Showing posts with label motivational words. Show all posts
Showing posts with label motivational words. Show all posts

Inspiration And Awakenings To Create A Meaningful Life


    Why I Consider Myself Fortunate:

    • In a world where conflict dominates the nightly news and words of despair are common, I consider myself fortunate to encounter people from all over the world on a daily basis whose lives remind me that there is an abundance of good among us. 
    • In a day and age when we hear so much about corporate scandals and ethical violations, I consider myself fortunate to work with leaders of countries, CEOs, and first-time supervisors who live lives marked by integrity and moral fortitude. 
    • In a time when crime, war, natural disasters, and illness are all too frequent, I consider myself fortunate to work alongside law enforcement officers, military specialists, civic administrators, and medical professionals who make significant sacrifices and have noble objectives. 
    •  In an era when parenting and family connections are being tested like never before, I consider myself fortunate to know strong dads and noble moms who work tirelessly to give nourishment and nurturing for their children at all hours of the day and night. 
    •  And, in an age when schools and adolescents are inundated with negativism and sensitive social issues, I consider myself fortunate to know devoted teachers and bright youngsters who are rich in character and determined to making a difference—each in their own way. 

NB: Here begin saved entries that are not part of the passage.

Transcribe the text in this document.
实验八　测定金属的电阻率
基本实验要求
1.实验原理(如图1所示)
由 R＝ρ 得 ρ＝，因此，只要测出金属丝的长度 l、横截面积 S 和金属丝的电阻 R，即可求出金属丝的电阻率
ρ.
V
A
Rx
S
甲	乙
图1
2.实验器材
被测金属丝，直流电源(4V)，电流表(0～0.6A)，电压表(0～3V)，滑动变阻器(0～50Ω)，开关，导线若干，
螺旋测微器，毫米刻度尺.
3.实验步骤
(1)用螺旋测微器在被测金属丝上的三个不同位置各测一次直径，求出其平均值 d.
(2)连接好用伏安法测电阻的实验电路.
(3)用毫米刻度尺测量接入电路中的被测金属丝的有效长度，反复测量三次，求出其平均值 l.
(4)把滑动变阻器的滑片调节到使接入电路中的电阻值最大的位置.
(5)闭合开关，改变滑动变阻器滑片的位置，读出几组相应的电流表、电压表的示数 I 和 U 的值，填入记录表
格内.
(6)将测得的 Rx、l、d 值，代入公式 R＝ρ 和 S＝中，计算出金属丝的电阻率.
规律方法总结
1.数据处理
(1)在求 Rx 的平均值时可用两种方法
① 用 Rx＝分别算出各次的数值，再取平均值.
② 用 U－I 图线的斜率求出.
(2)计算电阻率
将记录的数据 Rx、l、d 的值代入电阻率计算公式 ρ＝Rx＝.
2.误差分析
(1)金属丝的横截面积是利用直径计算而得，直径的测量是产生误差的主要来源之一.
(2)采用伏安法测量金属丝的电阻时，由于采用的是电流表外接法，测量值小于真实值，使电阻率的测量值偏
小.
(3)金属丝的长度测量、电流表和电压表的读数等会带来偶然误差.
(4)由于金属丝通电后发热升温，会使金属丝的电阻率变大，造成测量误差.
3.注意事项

    Indeed, I consider myself fortunate to meet individuals from all walks of life and from all corners of the globe who are really decent and who give so much to the world around them. 
     They motivate me.  There's a good chance you're one of these people. 

     Yes, I think that the majority of people in this world are good people doing good things, and that the cacophony of the bad minority should not drown out the constant sound of good that is all around us. 

    But allow me to add this. 
    While many of us are doing excellent things and deserve more credit than we give ourselves, most of us are aware that what we are doing is not always our best. 
    As a result, in our calmer times, we feel that there is still more we can receive out of life, and more we can give. 

    Isn't it the case for you as well? 

    My personal motto is,

     "Live life in crescendo," and I prefer to approach life with the idea that my most important job is always ahead of me, not behind me. 
    •  As a consequence, I have a constant urge to push myself in new areas, to search for worthwhile ways to make a difference. 
    •  And when I have a personal goal to improve my life, I find it helpful to have a resource like this body accessible for reading and contemplation. 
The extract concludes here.